Falência, desespero, maus-tratos. O filme nos remete a um mundo de perda total de sentido. A confusão da personagem lembra, a nível psicológico, a personagem de Sennet em a corrosão do caráter. Rico é um trabalhador mais bem-sucedido, ou mais qualificado, que, no entanto, enfrenta um mesmo sentimento de estar perdido.
No entanto, diferente de Rico, Ricky Turner vive uma realidade de trabalho mais cruel pois é fisicamente, além de psicologicamente, submetido a alcançar resultados de desempenho cada vez mais arriscados, enquanto tem que pagar por desvios definidos pela programação automática da ‘arma’ – cujo preço, descobrimos sentados no hospital, é 1000 libras.
Há no filme muitos possibilidades de interpretação e desenvolvimento, por exemplo a relação familiar e como ela se desgasta, a relação pai-filho conflituosa e que se torna violenta (o trabalho aparece então como violência, pois fonte de violência, uma brutalidade insidiosa e primitiva), a cena simbólica e bonita de Liza devolvendo a chave escondida no urso de pelúcia, enfim, o fim da família descrito na pichação em escracho de Seb, etc. Mas o que gostaria de analisar com alguns detalhes são as cenas finais do filme. Momento em que, na manhã seguinte ao hospital, Ricky acorda, deixa um bilhete e às 6:30 da manhã, decide ir ao trabalho.
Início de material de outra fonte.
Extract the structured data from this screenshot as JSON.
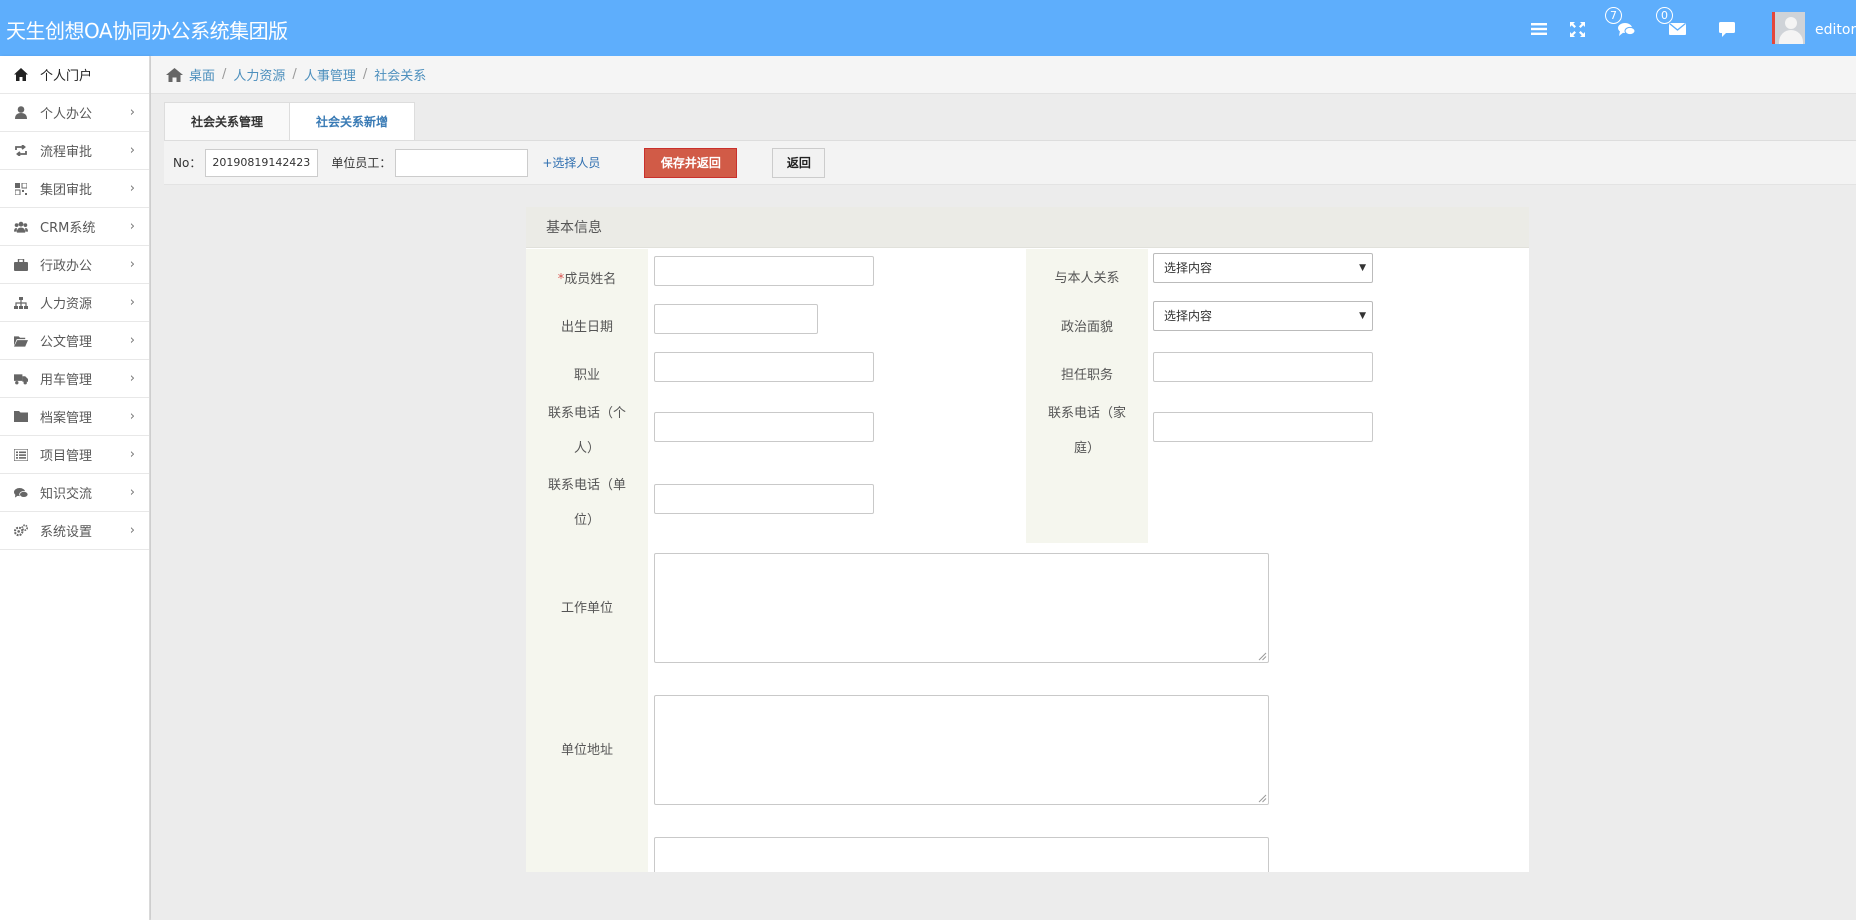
{
  "app": {
    "title": "天生创想OA协同办公系统集团版"
  },
  "topbar": {
    "messages_badge": "7",
    "mail_badge": "0",
    "username": "editor"
  },
  "sidebar": {
    "items": [
      {
        "label": "个人门户",
        "icon": "home-icon"
      },
      {
        "label": "个人办公",
        "icon": "user-icon"
      },
      {
        "label": "流程审批",
        "icon": "retweet-icon"
      },
      {
        "label": "集团审批",
        "icon": "qrcode-icon"
      },
      {
        "label": "CRM系统",
        "icon": "group-icon"
      },
      {
        "label": "行政办公",
        "icon": "briefcase-icon"
      },
      {
        "label": "人力资源",
        "icon": "sitemap-icon"
      },
      {
        "label": "公文管理",
        "icon": "folder-open-icon"
      },
      {
        "label": "用车管理",
        "icon": "truck-icon"
      },
      {
        "label": "档案管理",
        "icon": "folder-icon"
      },
      {
        "label": "项目管理",
        "icon": "list-icon"
      },
      {
        "label": "知识交流",
        "icon": "comments-icon"
      },
      {
        "label": "系统设置",
        "icon": "cogs-icon"
      }
    ]
  },
  "breadcrumb": [
    "桌面",
    "人力资源",
    "人事管理",
    "社会关系"
  ],
  "tabs": [
    "社会关系管理",
    "社会关系新增"
  ],
  "toolbar": {
    "no_label": "No：",
    "no_value": "20190819142423",
    "employee_label": "单位员工：",
    "pick_label": "+选择人员",
    "save_label": "保存并返回",
    "back_label": "返回"
  },
  "form": {
    "section_title": "基本信息",
    "required_mark": "*",
    "name_label": "成员姓名",
    "relation_label": "与本人关系",
    "relation_value": "选择内容",
    "birth_label": "出生日期",
    "political_label": "政治面貌",
    "political_value": "选择内容",
    "job_label": "职业",
    "position_label": "担任职务",
    "phone_personal_label_1": "联系电话（个",
    "phone_personal_label_2": "人）",
    "phone_home_label_1": "联系电话（家",
    "phone_home_label_2": "庭）",
    "phone_work_label_1": "联系电话（单",
    "phone_work_label_2": "位）",
    "workplace_label": "工作单位",
    "address_label": "单位地址"
  },
  "colors": {
    "topbar": "#5eaefc",
    "save_button": "#d15b47",
    "link": "#4c8fbd",
    "label_column": "#f5f6ee"
  }
}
O filme é, desde as primeiras cenas, ou antes, desde as primeiras frases, fonte de simbolismos cujas imagens remetem à a algo como uma ilusão ou algo como uma promessa: que o trabalhador supere sua posição de força de trabalho e se torne algo como um autônomo, um chefe de si mesmo, um franqueado, ou seja, a promessa da independência do labor, do tripalium. Ao contrário, o absurdo das últimas cenas deixa claro a tese pela qual transbordam os símbolos no filme: Ricky aprofundou-se em dependência não apenas por precisar de dinheiro para sobreviver, mas por que se não trabalhar ele deve pagar ao chefe, se a sua performance não for satisfatória também deve pagar – mesmo que seja pegando uma rota menos lucrativa, e no limite, se as informações e as análises retornadas pela ‘arma’ forem insatisfatórias, Ricky deve pagar perdendo o emprego. De qualquer forma, Ricky se encontra em um estado de dependência, e vai ao trabalho nas últimas cenas como se um viciado em heroína buscasse uma dose de redenção – sabendo que essa será o seu fim.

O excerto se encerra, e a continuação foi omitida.